2. In brief, the claimant is a national of Sudan. On 24 December 2018 the Secretary of State refused to grant him international protection. He appealed to the First-tier Tribunal (the tribunal). The tribunal found (albeit after some hesitation) that not only is he a national of Sudan but that he is a non-Arab Darfuri. It decided, in consequence, that he would be at risk of persecution or serious harm if returned to his home area in Sudan. But it also decided that he would be able to take advantage of an internal flight alternative to Khartoum. In so deciding, it took the view that it was no longer required to follow country guidance given in AA (non-Arab Darfuris-relocation) Sudan CG  UKAIT and MM (Darfuris) Sudan CG UKUT 00010 (IAC) due to changes which had taken place in Khartoum since those cases had been decided. Permission to appeal to the Upper Tribunal was granted. That being so, the matter came before me for it to be decided whether the decision of the tribunal contained an error of law and, if it did, what should flow from that. Representation was as stated above and I am grateful to each representative.
3. After the tribunal had decided the appeal, the Upper Tribunal issued its decision in AAR and AA (Non-Arab Darfuris-return) Sudan  UKUT 00282 (IAC). The Upper Tribunal decided that there was insufficient evidence currently available to show that the country guidance as set out in the two cases cited above required revision.
4. In the circumstances Mrs Aboni accepted that the decision of the tribunal could not stand. She urged me to set aside the tribunal's decision and to remake the decision by allowing the claimant's appeal. Mr Howard was understandably entirely content with that. I have decided to do as I am invited to do. That is because there is agreement between the parties and because if the tribunal had followed the above country guidance it would have had to allow the appeal.
5. There are three more things I would like to say. Firstly, in my judgement the concession made by Mrs Aboni was proper, fair and entirely appropriate. Secondly, the decision of the tribunal was thorough and careful even though I have had to set it aside. Thirdly, although nothing was said about this before me, I have decided to continue the grant of anonymity given to the claimant by the tribunal.
The decision of the First-tier Tribunal involved the making of an error of law and is set aside. The Upper Tribunal remakes the decision in these terms: The claimant's appeal against the Secretary of State's decision of 24 December 2018 refusing to grant international protection, is allowed both on asylum grounds and on human rights grounds (article 3 of the ECHR).
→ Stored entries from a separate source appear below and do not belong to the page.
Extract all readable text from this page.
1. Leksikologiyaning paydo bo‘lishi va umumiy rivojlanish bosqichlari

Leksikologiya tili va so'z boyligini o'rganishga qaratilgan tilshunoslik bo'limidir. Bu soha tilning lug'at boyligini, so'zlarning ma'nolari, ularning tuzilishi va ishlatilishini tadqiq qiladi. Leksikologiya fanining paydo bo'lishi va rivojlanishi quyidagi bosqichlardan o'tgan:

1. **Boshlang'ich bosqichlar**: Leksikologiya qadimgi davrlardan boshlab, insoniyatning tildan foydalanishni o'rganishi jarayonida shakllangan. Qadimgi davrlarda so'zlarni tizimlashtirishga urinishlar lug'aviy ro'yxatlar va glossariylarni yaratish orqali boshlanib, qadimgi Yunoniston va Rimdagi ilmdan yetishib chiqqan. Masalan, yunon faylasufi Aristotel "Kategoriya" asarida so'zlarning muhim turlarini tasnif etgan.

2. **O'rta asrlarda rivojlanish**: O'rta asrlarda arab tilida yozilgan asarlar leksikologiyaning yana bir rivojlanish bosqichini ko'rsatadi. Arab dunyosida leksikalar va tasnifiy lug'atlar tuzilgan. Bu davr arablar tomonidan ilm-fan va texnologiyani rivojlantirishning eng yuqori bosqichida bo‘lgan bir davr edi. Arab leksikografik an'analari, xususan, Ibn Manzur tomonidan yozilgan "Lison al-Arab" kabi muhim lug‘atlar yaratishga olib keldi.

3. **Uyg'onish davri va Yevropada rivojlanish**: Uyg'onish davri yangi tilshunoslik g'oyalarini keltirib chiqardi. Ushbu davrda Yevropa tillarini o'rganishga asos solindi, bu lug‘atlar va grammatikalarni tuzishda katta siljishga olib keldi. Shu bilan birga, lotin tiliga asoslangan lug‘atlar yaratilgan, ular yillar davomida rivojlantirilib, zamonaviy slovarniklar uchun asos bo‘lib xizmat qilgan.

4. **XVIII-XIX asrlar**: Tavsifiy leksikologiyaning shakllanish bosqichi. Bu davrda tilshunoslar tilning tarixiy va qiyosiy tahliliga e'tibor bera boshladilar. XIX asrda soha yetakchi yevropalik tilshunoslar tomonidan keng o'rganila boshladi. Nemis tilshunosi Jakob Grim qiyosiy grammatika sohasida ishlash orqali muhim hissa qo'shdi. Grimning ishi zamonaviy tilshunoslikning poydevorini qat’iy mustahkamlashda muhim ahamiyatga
The First-tier Tribunal granted the claimant anonymity. I continue that grant pursuant to rule 14 of the Tribunal Procedure (Upper Tribunal) Rules 2008. Accordingly, no report of these proceedings shall name or otherwise identify the claimant or any member of her family. This grant applies to all parties to the proceedings. Failure to comply may lead to contempt of court proceedings.